We now claim there is a bijection between the primitive roots modulo $2n$ call them of class $\mathcal{P}_1$ given by $e^{2\pi i k/(2n)}$ where $\gcd(k,2n)=1$ and $1\le k\le 2n$ and the values produced by $e^{2\pi i (2k+n)/(2n)}$ call them of class $\mathcal{P}_2$ where $\gcd(k,n)=1$ and $1\le k\le n.$ (These two conditions will be our domain of $k.$)
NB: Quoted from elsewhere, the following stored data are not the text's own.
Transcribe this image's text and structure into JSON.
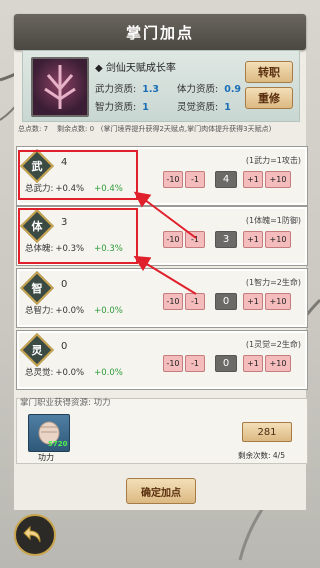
{
  "title": "掌门加点",
  "header": {
    "name": "◆ 剑仙天赋成长率",
    "stats": [
      {
        "label": "武力资质:",
        "value": "1.3"
      },
      {
        "label": "体力资质:",
        "value": "0.9"
      },
      {
        "label": "智力资质:",
        "value": "1"
      },
      {
        "label": "灵觉资质:",
        "value": "1"
      }
    ],
    "transfer_button": "转职",
    "repair_button": "重修"
  },
  "points": {
    "total_label": "总点数:",
    "total": "7",
    "remain_label": "剩余点数:",
    "remain": "0",
    "note": "(掌门境界提升获得2天赋点,掌门肉体提升获得3天赋点)"
  },
  "attributes": [
    {
      "icon": "wu",
      "glyph": "武",
      "value": "4",
      "rate": "(1武力=1攻击)",
      "total_label": "总武力:",
      "total": "+0.4%",
      "bonus": "+0.4%",
      "current": "4"
    },
    {
      "icon": "ti",
      "glyph": "体",
      "value": "3",
      "rate": "(1体魄=1防御)",
      "total_label": "总体魄:",
      "total": "+0.3%",
      "bonus": "+0.3%",
      "current": "3"
    },
    {
      "icon": "zhi",
      "glyph": "智",
      "value": "0",
      "rate": "(1智力=2生命)",
      "total_label": "总智力:",
      "total": "+0.0%",
      "bonus": "+0.0%",
      "current": "0"
    },
    {
      "icon": "ling",
      "glyph": "灵",
      "value": "0",
      "rate": "(1灵觉=2生命)",
      "total_label": "总灵觉:",
      "total": "+0.0%",
      "bonus": "+0.0%",
      "current": "0"
    }
  ],
  "controls": {
    "m10": "-10",
    "m1": "-1",
    "p1": "+1",
    "p10": "+10"
  },
  "resource": {
    "label": "掌门职业获得资源: 功力",
    "item_count": "5720",
    "item_name": "功力",
    "amount": "281",
    "remain": "剩余次数: 4/5"
  },
  "confirm_button": "确定加点"
}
Let $\mathcal{Q}$ be the class of primitive roots modulo $n$. The $\mathcal{P}_1$ roots can be obtained from these by taking $q$ as is if it is odd and taking $q+n$ if it is even (recall that $n$ is odd). Now to establish a bijection to $\mathcal{P}_2$ we must show that $q\equiv 2k+n\bmod (2n)$ and $q+n\equiv 2k+n\bmod (2n)$ always have a unique solution $k$ in the domain of $k$. In the first case we take $k=(q+n)/2$ which is easily seen to be in this domain. In the second case take $k=q/2,$ also clearly in this domain. Moreover we clearly hit each value of $k$ exactly once. This finishes the proof.